The new web series “Sweets’ Spot” premiered on Valentine’s Day on YouTube and SweetsSpotTV.com, and it’s an off-the-wall good time. With shades of the irreverent TV comedy series “Pee-Wee’s Playhouse” and all the innuendo and cheeky humor one would expect from Sweets, the debut episode re-introduces your host as she bakes up a delicious dish inside her colorful, animated abode and features appearances and performances from a host of local singers, dancers and musicians, including Sabina Kelley, Skye Dee Miles, Hazel Honeysuckle, Darby Fox and more. We also meet the evil Dr. Donut (Bradford Scobie) and his villainous colleague Frida Hole (Anaïs Thomassian), and there’s a real commercial in the middle of the show — although it’s too funny to be taken too seriously — starring Kasey Wilson.

“Sweets’ Spot” was created by Sweets, Thomassian (who plays Penny Pibbets in “Absinthe”) and conceptual artist and performer Melissa King-Jules and was shot entirely in Las Vegas by Light Forge Studios. Five more episodes are in the works with release dates to be announced.

Sweets, who performed last year with Jeff Goldblum at Virgin Hotels Las Vegas, explained the original idea for the show had been alive for years, but it took some interesting turns to end up online.

“It stemmed from a live show concept Ms.

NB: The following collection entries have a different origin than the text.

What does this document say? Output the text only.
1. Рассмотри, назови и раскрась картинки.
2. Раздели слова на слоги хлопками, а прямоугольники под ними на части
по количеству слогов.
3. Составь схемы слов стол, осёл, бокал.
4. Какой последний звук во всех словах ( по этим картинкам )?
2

Tickle [King-Jules] and I were working on, and it was supposed to go on the Strip and then the world shut down” during the pandemic, she explained. Also a talented baker, Sweets hit the kitchen to make cakes and other goodies for her neighbors and friends when shows were shut down, and that experience took the concept in a different direction.

“Then Anaïs came in and I said I wanted to produce a cooking show, and it morphed into this extremely magical place, something so different that has taken on a life of its own,” Sweets continued. “Bringing her in, her comedy, her directing, her eye, she’s such a creative force on this project. I can’t believe where it went from where it started.”

Thomassian has been involved in musical theater since she was a child and has spent more time with live stage projects that those on the screen, but she lived in LA and did a lot of work on camera during that period.

“I think it was hard for me to just be an actor in front of someone that was in control of what we were putting out. When you’re filming something in someone else’s project … you have to put your faith into the people doing the editing and making your work,” Thomassian said. “That’s part of why I love it now because … I like having my hands in all the things, directing, editing. I like creating a world.”

That’s exactly what this team has done with “Sweets’ Spot” — created their own world full of brash, brazen characters, a world without restrictions. Viewers can rent or buy the uncensored version at SweetsSpotTV.com, but the regular version has plenty of spice and sizzle.

“There was no holding back,” said Thomassian. “We just decided to let everybody throw some things in this huge pot of ideas, and everyone’s got crazy ideas, but none of us held each other back. That’s what made it into this outrageous show, we kind of pushed each other to get there.”

Upcoming episodes will feature appearances from Flamingo headliner Piff the Magic Dragon, and another “Absinthe” graduate in Voki Kalfayan. Sweets said some of the guest artists were initially planned to play live in the original concept.

“It was always asking, how do I blend live entertainment, burlesque, singing, because I want to do everything I love in one place,” she said. “The fact that we didn’t have the [restrictions] that you have on a live show meant we could do whatever we want on film. We can fly if we want to, or we can have a crash landing of a blueberry pie spaceship. We’re able to use a different kind of imagination and tap into something different.”